Entrée dans une salle de consultation gynécologique de son service, Natalia Volosnikova, infirmière, découvre un plateau fermé sur lequel sont disposés des spéculums en métal. « Nous sommes chargées de préparer les instruments, et de les stériliser », décrit-elle. Et elle ajoute, consciente de la préférence occidentale pour le jetable : « C’est un choix. Nous préférons le métal au plastique ! Nous réutilisons les instruments plusieurs fois. » Outre la préparation des cabinets, les infirmières pratiquent également les injections intraveineuses ou musculaires et contrôlent les constantes. Le rôle de ces infirmières va bien au-delà de ces tâches. « Ici, nous avons plus de responsabilités que dans les hôpitaux, et même que dans les autres services de Juventa, explique Natalia Volosnikova, seule infirmière de l’établissement qui avoue sans peine aimer son travail dans le service de chirurgie. Lorsqu’un médecin tombe malade, c’est une infirmière qui accueille les patientes et étudie ses analyses, détaille Natalia Volosnikova. Si ces dernières ne sont pas bonnes, l’infirmière en réfère à d’autres médecins. Sinon, elle est habilitée à donner la permission pour l’avortement. » La procédure requiert, en effet, une permission d’avortement. Fondée sur les analyses médicales de la patiente, elle est nécessaire pour l’inscrire au planning du bloc opératoire, en fonction de l’état d’avancement de sa grossesse. Là encore, la gestion du planning relève de la responsabilité des infirmières. Elles sont donc très présentes à chaque étape décisive de l’IVG.

Faire face aux a priori

La brune Natalia n’a jamais connu d’autres structures que Juventa : pendant ses études, elle y travaillait comme bénévole sur l’éducation sexuelle aux adolescents, très peu développée en Russie. Ce qui donne cours à toutes les rumeurs concernant la pilule.

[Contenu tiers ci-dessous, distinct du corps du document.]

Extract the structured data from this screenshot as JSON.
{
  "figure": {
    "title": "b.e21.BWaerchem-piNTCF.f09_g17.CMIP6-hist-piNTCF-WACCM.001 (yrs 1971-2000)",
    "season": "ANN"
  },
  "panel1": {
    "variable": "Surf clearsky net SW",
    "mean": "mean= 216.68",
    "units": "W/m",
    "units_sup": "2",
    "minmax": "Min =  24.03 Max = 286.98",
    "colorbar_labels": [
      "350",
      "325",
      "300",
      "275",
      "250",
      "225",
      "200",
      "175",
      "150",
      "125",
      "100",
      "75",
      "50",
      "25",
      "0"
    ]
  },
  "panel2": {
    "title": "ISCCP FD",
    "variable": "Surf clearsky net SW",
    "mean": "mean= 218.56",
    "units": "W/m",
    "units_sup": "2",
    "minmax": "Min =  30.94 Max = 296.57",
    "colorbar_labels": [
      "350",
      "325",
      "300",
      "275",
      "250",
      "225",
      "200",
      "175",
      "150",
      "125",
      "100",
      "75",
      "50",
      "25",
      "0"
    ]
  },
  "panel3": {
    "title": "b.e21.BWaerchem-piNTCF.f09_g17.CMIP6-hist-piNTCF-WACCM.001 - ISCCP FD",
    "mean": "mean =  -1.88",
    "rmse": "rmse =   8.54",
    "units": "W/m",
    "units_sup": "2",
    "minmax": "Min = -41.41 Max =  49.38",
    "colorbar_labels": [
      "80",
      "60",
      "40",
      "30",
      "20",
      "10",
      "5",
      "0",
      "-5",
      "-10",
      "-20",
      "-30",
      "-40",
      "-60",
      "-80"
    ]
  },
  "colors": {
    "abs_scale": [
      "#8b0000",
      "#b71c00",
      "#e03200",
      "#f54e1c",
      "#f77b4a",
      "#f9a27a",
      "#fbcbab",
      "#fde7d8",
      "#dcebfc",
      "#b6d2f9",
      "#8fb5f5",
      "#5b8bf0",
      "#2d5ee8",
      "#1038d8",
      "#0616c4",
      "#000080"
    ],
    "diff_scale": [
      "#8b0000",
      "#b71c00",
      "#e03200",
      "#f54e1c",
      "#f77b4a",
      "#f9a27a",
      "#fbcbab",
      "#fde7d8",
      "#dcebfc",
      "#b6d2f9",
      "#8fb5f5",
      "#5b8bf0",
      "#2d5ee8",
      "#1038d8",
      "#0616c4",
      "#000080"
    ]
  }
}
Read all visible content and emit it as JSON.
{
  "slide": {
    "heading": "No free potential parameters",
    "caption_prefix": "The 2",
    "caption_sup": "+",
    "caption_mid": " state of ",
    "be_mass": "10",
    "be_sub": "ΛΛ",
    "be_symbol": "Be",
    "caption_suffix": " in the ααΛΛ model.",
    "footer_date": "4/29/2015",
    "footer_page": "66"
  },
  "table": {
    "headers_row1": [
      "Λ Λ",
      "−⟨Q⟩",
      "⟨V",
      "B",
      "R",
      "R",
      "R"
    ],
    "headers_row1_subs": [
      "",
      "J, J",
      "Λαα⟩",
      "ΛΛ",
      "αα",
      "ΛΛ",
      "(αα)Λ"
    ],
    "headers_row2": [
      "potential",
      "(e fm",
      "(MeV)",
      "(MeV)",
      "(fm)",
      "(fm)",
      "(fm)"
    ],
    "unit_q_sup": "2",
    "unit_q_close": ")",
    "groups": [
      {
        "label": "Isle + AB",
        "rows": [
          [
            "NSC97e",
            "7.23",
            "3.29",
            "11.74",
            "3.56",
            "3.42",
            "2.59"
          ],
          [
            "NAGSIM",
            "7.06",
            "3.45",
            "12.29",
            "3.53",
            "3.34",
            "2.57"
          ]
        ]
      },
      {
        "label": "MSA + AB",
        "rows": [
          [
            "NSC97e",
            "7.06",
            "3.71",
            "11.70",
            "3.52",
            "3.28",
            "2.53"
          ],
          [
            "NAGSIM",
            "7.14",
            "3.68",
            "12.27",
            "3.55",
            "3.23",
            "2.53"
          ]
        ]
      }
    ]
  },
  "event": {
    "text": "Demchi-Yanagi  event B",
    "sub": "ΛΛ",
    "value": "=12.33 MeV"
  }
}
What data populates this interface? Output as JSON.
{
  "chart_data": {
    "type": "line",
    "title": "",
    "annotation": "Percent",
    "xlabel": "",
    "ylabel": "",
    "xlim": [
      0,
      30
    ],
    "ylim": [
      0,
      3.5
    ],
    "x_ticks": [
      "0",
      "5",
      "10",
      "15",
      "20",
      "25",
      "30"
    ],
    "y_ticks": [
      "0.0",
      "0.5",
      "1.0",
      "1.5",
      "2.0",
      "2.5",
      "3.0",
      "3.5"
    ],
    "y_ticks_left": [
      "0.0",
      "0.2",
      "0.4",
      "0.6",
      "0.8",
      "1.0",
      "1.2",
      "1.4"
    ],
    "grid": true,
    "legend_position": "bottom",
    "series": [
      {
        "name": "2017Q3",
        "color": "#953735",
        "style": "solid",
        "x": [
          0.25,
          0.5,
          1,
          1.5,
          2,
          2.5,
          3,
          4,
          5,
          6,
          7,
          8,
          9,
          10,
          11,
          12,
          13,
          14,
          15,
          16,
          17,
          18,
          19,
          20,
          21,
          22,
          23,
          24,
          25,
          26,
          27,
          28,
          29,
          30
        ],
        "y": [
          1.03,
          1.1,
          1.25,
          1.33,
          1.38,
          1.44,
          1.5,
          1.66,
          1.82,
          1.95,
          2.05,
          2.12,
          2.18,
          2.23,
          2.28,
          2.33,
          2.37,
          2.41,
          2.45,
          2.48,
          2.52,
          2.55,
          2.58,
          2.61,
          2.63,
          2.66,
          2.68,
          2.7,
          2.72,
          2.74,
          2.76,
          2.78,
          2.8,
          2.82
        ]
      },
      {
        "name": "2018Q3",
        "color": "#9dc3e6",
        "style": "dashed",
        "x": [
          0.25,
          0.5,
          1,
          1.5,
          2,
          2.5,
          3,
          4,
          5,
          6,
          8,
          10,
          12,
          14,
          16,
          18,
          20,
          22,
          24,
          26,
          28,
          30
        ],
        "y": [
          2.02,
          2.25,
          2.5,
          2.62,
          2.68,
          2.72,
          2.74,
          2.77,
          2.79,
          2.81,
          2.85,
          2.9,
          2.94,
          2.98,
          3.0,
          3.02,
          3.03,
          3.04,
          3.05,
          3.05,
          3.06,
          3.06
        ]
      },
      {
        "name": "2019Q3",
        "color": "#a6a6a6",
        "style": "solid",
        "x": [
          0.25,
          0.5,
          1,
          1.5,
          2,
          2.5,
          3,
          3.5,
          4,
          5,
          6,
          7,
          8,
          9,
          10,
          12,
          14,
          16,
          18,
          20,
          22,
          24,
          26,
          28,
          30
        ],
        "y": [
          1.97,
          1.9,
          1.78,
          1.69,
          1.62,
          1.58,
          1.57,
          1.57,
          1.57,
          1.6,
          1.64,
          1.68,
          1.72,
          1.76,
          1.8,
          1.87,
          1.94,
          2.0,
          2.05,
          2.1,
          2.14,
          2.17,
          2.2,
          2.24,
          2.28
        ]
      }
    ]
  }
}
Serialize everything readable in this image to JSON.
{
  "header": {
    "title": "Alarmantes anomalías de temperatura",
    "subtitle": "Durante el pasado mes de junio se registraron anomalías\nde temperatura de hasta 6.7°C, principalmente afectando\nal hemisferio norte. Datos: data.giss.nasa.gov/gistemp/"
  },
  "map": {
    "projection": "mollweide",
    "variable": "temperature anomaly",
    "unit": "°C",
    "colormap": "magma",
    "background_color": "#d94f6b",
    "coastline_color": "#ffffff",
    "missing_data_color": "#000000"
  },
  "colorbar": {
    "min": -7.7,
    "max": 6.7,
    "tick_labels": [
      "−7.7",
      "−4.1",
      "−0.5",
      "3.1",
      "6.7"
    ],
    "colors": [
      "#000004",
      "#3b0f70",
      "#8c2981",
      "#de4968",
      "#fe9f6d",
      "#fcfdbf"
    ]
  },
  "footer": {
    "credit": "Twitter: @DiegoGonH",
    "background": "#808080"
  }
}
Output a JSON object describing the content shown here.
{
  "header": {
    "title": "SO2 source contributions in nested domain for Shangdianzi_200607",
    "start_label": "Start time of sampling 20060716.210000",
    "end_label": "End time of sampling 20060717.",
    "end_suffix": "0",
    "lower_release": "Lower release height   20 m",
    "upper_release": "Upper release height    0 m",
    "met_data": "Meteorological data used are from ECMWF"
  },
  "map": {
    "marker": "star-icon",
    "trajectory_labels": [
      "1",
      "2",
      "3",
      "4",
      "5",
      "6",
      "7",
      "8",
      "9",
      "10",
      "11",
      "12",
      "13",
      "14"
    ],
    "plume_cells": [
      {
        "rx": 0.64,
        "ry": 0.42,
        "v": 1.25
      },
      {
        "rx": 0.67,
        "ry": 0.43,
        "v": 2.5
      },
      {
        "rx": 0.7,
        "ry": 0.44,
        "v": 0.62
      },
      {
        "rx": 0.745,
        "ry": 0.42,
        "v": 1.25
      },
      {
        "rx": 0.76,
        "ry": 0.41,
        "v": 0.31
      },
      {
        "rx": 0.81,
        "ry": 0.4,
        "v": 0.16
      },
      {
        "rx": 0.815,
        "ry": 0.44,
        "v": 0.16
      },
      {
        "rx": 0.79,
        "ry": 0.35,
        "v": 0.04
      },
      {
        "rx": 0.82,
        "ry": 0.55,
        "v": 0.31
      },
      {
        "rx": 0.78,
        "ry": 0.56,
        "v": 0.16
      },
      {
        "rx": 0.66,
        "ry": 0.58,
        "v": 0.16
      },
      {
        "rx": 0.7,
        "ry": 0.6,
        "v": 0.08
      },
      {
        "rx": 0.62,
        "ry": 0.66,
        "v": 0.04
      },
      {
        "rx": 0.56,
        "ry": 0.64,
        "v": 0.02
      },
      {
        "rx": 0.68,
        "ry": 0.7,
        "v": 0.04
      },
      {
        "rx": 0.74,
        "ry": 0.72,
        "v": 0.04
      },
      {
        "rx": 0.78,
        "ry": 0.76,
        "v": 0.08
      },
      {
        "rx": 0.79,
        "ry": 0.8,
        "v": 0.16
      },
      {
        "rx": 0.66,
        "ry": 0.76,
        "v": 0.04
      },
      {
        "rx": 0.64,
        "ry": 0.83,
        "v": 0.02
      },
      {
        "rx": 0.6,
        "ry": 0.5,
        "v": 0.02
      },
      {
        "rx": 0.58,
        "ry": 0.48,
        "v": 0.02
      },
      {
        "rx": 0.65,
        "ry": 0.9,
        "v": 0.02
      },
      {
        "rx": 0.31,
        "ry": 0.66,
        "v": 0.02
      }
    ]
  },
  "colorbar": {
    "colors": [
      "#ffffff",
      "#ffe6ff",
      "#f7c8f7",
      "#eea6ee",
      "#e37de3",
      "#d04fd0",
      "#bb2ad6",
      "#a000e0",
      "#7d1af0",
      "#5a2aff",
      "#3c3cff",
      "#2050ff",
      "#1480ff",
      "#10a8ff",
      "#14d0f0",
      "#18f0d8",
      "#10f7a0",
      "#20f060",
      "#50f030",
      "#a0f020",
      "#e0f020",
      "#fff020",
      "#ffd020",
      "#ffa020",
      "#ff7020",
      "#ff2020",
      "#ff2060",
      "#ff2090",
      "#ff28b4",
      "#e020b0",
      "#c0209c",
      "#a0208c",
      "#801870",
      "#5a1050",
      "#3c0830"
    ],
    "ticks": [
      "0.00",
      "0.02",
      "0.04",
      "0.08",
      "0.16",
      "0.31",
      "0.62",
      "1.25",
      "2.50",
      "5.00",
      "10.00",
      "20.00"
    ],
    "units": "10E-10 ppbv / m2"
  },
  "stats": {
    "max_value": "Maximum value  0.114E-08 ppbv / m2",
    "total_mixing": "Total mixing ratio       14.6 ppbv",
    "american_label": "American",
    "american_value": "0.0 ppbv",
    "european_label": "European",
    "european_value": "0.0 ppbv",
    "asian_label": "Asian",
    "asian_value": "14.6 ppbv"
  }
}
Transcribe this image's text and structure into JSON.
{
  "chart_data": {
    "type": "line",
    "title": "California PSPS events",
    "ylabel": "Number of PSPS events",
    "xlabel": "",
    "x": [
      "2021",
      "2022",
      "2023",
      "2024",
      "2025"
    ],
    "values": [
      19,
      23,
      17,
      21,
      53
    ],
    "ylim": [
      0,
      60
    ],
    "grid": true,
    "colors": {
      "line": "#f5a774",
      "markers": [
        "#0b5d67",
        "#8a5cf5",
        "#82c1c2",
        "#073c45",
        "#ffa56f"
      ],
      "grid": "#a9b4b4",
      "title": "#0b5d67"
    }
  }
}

« Les mythes sont largement entretenus en Russie, affirme Oksana Kirilenko, gynécologue de Juventa. Les adolescentes continuent à avoir peur que la pilule les fasse grossir ou fasse sortir des poils sur les organes génitaux… mais lorsqu’une jeune se montre complètement réticente, nous n’insistons pas. Nous trouvons autre chose. » Les adolescents constituent un public particulièrement réticent. « Nous devons d’abord simplifier le langage, explique Oksana Kirilenko. Les adolescents sentent très bien les émotions des médecins par un simple échange de regards. Pour pouvoir confier leurs problèmes, ils ontbesoin de se sentir en confiance. »

Au rez-de-chaussée, non loin de la salle d’attente et de sa Wi-Fi si attractive pour les ados, un petit bureau abrite le planning familial. Bakhtouma, 17 ans, y est entrée sur les conseils de son généraliste. La jeune fille aux longs cheveux noirs a débuté sa vie sexuelle et s’interroge sur sa contraception. Face à elle, Rima Bezidze, infirmière depuis plus de dix-huit ans à Juventa, écoute et détaille toutes les possibilités. D’abord trente préservatifs, gratuits. Puis une liste de trois pilules contraceptives à des prix différents. Sans oublier les recommandations en cas d’accident : « Si tu as un acte sexuel non protégé, tu peux venir ici dans les 72 heures, nous trouverons une solution, assure-t-elle. Réfléchis à la pilule, et reviens avec ton partenaire. Il faut discuter de ça avec son petit ami. » Rima Bezidze voit une trentaine de filles entre 9 heures et 20 heures, trois jours par semaine. Seule avec chacune, elle parle stérilet, pilule ou patch en fonction de l’histoire de ses interlocutrices, de leurs envies, de leurs peurs. « J’aime beaucoup travailler seule, j’ai plus de responsabilités et d’indépendance », affirme-t-elle.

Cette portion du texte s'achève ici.